Our newsletter: We provide subscribers with stock market ideas. So, two or three times a month, paid and free subscribers receive investment newsletters detailing our findings. Generally speaking, these will be companies to keep on our radar. That said and as Mr. Warren Buffett explains it, "Whether we’re talking about socks or stocks, I like buying quality merchandise when it’s marked down". So we wait until the market marks down the companies we have been keeping on our watch-list; we basically "shop the sales". This strategy provides us with better returns and greater margin of safety.
Once the stock market marks down the companies on our watchlist, we issue the investment newsletters to our subscribers. The first emails go to our paid subscribers and the email delivery timing is simplu a function of their plans; the more they paid, the sooner they get the newsletters. This tends to provide them with better returns and greater margin of safety. Besides, paid subscribers get our sell signals. Sell signals are as important as buy signal not only or specifically to maximize returns but more to keep some cash aside and to be ready when the market marks down good quality stocks again. On the long run, this proven strategy will bring you greater returns. Have a look at our subscription plans and pricing.
The Guide Lines
We believe that these guide lines can return the focus to the shareholders and create value. We will urge companies to follow these principles.

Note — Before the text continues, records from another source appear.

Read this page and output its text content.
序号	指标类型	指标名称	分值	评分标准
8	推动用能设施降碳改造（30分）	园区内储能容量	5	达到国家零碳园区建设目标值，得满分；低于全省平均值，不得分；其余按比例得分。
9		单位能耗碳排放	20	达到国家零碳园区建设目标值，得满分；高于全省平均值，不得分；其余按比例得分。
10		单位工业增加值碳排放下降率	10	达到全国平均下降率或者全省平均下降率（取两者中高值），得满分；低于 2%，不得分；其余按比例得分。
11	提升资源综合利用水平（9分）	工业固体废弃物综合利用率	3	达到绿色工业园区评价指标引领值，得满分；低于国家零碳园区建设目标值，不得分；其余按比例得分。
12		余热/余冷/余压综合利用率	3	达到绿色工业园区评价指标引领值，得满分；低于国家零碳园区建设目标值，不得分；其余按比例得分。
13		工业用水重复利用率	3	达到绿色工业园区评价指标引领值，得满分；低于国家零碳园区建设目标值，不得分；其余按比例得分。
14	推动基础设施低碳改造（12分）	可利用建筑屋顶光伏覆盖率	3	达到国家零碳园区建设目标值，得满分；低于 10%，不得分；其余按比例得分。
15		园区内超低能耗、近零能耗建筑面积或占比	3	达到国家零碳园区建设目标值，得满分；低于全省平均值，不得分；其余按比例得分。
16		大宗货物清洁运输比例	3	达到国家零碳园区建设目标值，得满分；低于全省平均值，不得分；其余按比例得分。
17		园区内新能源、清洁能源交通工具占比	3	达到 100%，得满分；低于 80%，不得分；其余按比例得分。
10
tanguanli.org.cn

In other words, these guide lines represent our management philosophy.
- Meritocracy: Reward the top performers - keep the best, let go of the rest.
- Lean organization:
- Meet cost saving objectives, focus on non-core productive expenses.
- Turn to zero based budget organization - every expense must be newly justified every year
- Decentralized organization: delegating operations to the lowest hierarchy level possible.
- Open-plan offices: because corner desks and closed offices are never productive.
- Focus on long term returns and shareholder value and not on organizational growth, which only projects bringing and retaining the best returns.
- Boards must be composed of a small number of people that have significant company ownership.
- Disregard “Wall Street” issues, earning guidance and performance…but focus on "free cash flows".
- Reinvest free cash flows in the best ROI projects, such as internal projects, stock buy-backs or buy-backs of other companies' stocks.
The Profile of the Prospect Companies
- They either generate or have the potential to generate significant float (“other people's money”) and/or free cash flos.
- Their businesses show substantial long enduring earning powers (e.g. barriers to entry).
- The price makes sense.
- There is enough float (stocks) to be acquired on a significant measure to influence companies’ directions.
What You Should Not Expect
Durable short term gains: there will be price fluctuations, as some of the companies in which we invest are rather illiquid; but you should not try to surf on those fluctuations. You may very well make short term profits on an ad-hoc basis, but this situation will certainly bring losses in the long run, as this method cannot be systemized. In other words, to make money, you have to be in for the long run.
What You Should Expect
Durable, very long term gains: the prospect companies will certainly develop better shareholder focused characteristics than their peers, and this will definitely be reflected in their shareholders’ portfolios over the long run. In other words, to make money, you have to be in for the long run.